Another thing we are taught is that women are supposed to be motherly and keep their marriages at any cost. You think this is something that has changed? It’s something we don’t have to talk about anymore, in the 21st century? There are so many proofs that, unfortunately, the problems are not yet resolved. I won’t go into much detail, since you can easily find all of the statistics on the internet. I won’t even go into the Star Wars: The Last Jedi debate, because I’m really done with that, but I feel the need to mention that a “men’s rights activist” made a no-women cut of the movie. Yes, really. And, of course, you can hate the movie, but hating it because there are too many women in to is just idiotic! Anyway, I don’t want to want about film or even books. I have a better example. Everyone trusts the victims these days, you say? Well, let me tell you a little real-life story from my own country, Croatia. It ended not even a week ago. And it didn’t end well.

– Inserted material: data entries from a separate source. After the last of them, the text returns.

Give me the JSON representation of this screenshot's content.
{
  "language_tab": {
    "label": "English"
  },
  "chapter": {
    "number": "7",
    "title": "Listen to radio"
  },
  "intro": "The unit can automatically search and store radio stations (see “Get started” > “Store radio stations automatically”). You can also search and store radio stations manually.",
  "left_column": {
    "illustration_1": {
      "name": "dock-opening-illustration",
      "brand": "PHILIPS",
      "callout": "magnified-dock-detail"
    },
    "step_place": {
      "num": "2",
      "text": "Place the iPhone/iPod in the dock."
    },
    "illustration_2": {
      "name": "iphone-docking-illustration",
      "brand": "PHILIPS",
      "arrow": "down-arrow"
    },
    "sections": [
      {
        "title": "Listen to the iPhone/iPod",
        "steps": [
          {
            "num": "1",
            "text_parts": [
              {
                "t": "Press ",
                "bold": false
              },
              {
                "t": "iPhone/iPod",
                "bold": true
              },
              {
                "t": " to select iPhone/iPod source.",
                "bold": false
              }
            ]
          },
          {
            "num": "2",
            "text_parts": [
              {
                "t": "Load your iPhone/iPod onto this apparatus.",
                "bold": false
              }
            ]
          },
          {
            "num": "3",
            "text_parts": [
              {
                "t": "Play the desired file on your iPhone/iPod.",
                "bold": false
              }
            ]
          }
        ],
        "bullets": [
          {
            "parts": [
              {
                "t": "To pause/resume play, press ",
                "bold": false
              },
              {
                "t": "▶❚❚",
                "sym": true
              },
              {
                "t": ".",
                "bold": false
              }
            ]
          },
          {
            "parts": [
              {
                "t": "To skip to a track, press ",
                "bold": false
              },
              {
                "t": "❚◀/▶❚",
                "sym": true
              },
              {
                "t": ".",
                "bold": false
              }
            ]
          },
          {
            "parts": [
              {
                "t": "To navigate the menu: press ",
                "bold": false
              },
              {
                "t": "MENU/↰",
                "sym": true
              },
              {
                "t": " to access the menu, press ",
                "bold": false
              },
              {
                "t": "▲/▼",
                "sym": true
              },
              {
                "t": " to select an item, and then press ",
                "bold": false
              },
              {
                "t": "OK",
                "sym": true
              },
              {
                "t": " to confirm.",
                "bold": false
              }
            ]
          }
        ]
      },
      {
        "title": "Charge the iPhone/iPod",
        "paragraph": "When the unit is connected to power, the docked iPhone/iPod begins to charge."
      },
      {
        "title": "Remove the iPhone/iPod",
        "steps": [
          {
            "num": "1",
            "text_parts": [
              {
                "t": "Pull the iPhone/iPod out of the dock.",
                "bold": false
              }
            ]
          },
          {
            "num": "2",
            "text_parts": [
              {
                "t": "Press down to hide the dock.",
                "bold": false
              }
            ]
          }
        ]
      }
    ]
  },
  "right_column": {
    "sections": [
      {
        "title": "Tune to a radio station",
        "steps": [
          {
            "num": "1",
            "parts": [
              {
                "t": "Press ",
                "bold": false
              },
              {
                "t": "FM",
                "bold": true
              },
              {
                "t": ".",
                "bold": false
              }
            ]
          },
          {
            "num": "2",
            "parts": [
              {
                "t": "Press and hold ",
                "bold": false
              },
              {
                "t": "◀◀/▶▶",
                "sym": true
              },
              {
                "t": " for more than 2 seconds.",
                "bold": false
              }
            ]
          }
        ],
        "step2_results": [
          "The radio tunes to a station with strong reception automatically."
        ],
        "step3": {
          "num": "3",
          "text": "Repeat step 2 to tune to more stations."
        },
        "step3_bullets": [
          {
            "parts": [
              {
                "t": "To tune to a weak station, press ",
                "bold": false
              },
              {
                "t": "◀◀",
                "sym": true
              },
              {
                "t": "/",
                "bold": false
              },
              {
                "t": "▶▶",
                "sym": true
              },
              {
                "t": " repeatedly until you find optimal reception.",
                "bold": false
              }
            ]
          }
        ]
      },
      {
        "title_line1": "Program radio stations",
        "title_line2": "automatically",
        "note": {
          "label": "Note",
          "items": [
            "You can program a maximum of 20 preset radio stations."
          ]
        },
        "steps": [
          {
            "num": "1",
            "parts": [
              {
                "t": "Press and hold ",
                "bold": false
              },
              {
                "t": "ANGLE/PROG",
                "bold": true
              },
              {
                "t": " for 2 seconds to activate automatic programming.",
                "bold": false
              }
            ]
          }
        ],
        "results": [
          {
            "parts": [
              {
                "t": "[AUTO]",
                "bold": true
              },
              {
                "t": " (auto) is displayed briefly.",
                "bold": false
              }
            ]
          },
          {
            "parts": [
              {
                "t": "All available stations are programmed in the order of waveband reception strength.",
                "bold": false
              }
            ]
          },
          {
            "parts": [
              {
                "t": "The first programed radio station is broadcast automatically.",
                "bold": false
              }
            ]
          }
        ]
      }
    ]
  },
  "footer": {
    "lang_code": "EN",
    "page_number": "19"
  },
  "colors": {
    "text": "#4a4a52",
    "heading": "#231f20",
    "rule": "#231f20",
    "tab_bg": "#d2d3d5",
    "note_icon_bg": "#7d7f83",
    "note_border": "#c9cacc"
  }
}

County Prefect Alojz Tomašević is from the leading political party in Croatia. And he beats his wife. The wife decides to come forward, to finally press charges. After that, everyone she knows turns their back on her. EVERYONE. Even her children. The press mostly backs her up, but no one she knows gives her any help. And then the Minister of Demography, Family and Social Policy, Nada Murganić (a woman and a former social worker!) says that these things happen in families and it would’ve been better if they resolved it as a family, without going to the press. After that, the woman withdraws the charges. Literally NOTHING happens to her husband. He’s still in charge of the county. And her son writes a post on Facebook in which he thanks God that He enlightened his mother, and made her see that she made a mistake. (He’s probably just happy that his father is still influential and can “buy” him a good life.) The Church never addressed the problem directly, but an article comes out in which a priest says that divorce is a great sin, and women should never leave their husbands. All this in the 21st century. (I found a short article about it in English, if you’re interested.)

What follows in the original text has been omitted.